A.Ses Sistemi: Türk Halk Müziğimizin en belirgin
özelliklerinden biri yerel nitelikli olmasıdır. Yörelere göre farklı
nitelikler gösteren Türk Halk Müziğini ve ses sistemini
kura1laştırmak çok genelde mümkün olabilir ve genele gidildiğinde
Halk Müziğinin yerel ve özel olma niteliğinin tanımlanabilme şansı
kalmaz. Müzik eğitiminde ve tanımlamada kolaylık sağlamak amacıyla
Sadettin Arel, Suphi Ezgi ve Murat Uzdilek tarafından geliştirilen
Türk Müziği ses sisteminden yararlanılmaktadır. Bu sisteme göre
diyez (#) 4 komadan bemol (b) 5 komadan oluşmaktadır. Ayrıca halk
müziğimizde Muzaffer Sarısözen'den bu yana diyez ve bemol
işaretlerinin üzerine koma değerlerini belirlemek üzere rakamlar
konulmaktadır.
En yaygın halk çalgımız olan bağlamada la tonuna göre son yarım
yüzyıldan bu yana en çok kullanılan perde düzeni: la, si bemol, si
bemol iki koma, si, do, do diyez üç koma, do diyez, re, mi bemol, mi
bemol iki koma, mi, fa, fa diyez üç koma, fa diyez, sol, sol diyez,
la olmak üzere 17 sesten oluşmaktadır.
Türk Halk Müziğini zengin kılan en önemli özelliği, üslup ya da
tavır özelliğidir. Türkünün sesleri kadar, onun söyleniş biçimini
belirleyen bu özellikler de önemli rol oynamaktadır. İşte bu
özellikler, yöre yöre değişen karakteristik özellikleri belirler.
Bazı ezgi ve üslupların çok kesin bir şekilde belli yörelere ait
oldukları anlaşılmıştır.
B.Usul Sistemi: Usul, ölçü
yerine kullanılan bir kavramdır. Çünkü usul genel olarak Türk Müziğinde, ölçü
yanında bir de tavır ve üslubu belirler. Türk Halk Müziğinde güney doğunun 5/8'lik
parçası ile Köroğlu veya Sümmani'nin havasının 5/8'liği, tavır ve üslup olarak
da birbirinden ayrılır.

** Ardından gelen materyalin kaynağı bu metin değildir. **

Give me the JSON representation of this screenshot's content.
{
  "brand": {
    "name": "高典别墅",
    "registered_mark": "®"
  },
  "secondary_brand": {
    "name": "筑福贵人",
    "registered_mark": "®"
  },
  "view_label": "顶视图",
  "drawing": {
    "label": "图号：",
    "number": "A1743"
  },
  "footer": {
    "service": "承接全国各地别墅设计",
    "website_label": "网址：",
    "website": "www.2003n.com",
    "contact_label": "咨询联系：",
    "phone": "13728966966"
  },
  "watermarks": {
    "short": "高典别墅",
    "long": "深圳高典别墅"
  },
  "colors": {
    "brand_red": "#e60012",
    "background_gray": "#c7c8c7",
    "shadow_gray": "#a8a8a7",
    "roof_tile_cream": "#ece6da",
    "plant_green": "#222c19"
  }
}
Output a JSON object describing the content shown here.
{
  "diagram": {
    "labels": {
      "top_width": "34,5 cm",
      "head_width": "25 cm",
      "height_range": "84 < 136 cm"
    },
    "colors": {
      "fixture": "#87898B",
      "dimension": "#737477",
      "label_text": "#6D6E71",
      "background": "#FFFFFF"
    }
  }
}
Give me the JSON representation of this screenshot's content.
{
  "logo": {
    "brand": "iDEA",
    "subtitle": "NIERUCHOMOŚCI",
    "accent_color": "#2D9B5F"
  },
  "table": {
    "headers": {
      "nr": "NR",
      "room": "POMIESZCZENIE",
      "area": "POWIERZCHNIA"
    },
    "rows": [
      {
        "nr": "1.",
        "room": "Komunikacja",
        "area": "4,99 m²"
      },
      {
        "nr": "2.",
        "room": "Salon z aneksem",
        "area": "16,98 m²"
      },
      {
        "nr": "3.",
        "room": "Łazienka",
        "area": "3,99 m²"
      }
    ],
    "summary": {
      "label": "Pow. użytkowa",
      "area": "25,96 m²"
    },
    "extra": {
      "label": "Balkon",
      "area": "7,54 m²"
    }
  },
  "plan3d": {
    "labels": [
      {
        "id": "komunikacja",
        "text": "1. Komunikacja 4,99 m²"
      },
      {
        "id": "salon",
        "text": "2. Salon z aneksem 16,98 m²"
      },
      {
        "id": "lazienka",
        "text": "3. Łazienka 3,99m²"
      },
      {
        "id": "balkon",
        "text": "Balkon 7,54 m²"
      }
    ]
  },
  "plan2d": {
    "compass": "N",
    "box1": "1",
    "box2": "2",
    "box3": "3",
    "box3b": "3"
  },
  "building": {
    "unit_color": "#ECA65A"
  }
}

Kavramlaşmanın diğer söylenmesi gereken yönü ise, yine bu
usullerin ölçü ile değil, belirli adlarla anılmasıdır: Karşılama, Zotlatma,
Datdiri, Gakgili gibi adlar hızlı 9'lu vuruşlu usulleri, Metelik, Şıkıldım, Sağma,
Zahma gibi adlar, 2 vuruşlu usulleri belirlemektedir.
Türk Halk
Müziği usulleri üç bölümde incelenir.
1) Ana usuller ve
üçerli şekilleri (2,3 ve 4 birim vuruşlu)
2) Bileşik
usu1ler (5,6,7,8,9 birim vuruşlu)
3) Karma usuller
(10 ve daha fazla birim vuruşlu)
Usullerle ilgili
geniş bilgi, Sarısözen'in Türk Halk Müziği Usulleri kitabının içeriği
anlatılırken verilmiştir.
C. Türler,
Şekiller, Biçimler: Türk Halk
Müziği ezgileri yapı bakımımdan uzun hava ve kırık hava olmak üzere ikiye
ayrılır. Kırık hava; belirli bir dizisi olan ve bu dizi içerisinde belirli bir usulle
seyreden ezgileridir. Kırık havalar, anlatım ve söyleniş biçimi gibi çeşitli
unsurlara göre ''zeybek'', ''bengi'', ''güvende'', ''bar'', ''horon'' gibi değişik
isimler alırlar. Uzun hava; belirli bir dizisi olan ve bu dizi içerisinde belirli seyri
bulunup, serbest bir ağızla söylenen ezgileridir. çoğu zaman bir solist ses
tarafından söylenmekle beraber, ''gurbet havası'' gibi ezgilerde eşlikli okumaya da
rastlarız. Hem yöreden yöreye, hem de okunuş üslubu bakımımdan uzun havalar da
''maya'', ''hoyrat'' ''bozlak'', ''gurbet havası'', ''divan'', ''yol havası'' gibi
formlara, biçimlere ayrılırlar. Bunlardan birkaçını açıklayalım: Mayanın, özel
ezgisi yanında, en belirleyici unsuru sözlerdir. Hece ölçüsünün 8+3= 11 kalıbıyla
yazılmış, dört dizeli şiirler söylenir. Doğu Anadolu'da yaygın olan bir uzun hava
biçimidir. Ayrıca ''cılgalı maya'', ''düz maya'' gibi çeşitleri de vardır. Divan
da aruz ölçüsünün ''failatün, failatün, failatün, failün'' kalıbıyla
yazılmıştır. Daha sonra halk şiirinin 15'li hece ölçüsü ile söylenen şiirlere
de ''divan'' denmeye başlanmıştır. Aruz ölçüsü ile şiir yazan şairlerin
şiirlerini ''divan'' adında bir çeşit antolojide toplamalarından dolayı, bu tür
yazılmış ve halk arasında da yaygın olarak söylenen parçaların hepsine bugün
''divan'' denmektedir. ''Müstezat'', ''Semai'', ''Kalenderi'' gibi çeşitleri hem şiir
biçimi, hem ezgi bakımımdan birbirinden farklı olmasına karşılık, hep divan diye
anılmaktadır.
Türk Halk Müziği
ezgileri ayrıca sözsüz (çalgısal-enstrümantal) ve sözlü olmak üzere de ikiye
ayrılırlar. Sözsüz ezgiler, belirli bir veya birden fazla çalgıya, söz eşliksiz
olarak çalman kırık hava veya uzun hava türündeki ezgilerdir. Oyun havalarını,
peşrevleri, güreş havalarını ve uzun hava ayaklarını (zemin, yol gösterici ezgi)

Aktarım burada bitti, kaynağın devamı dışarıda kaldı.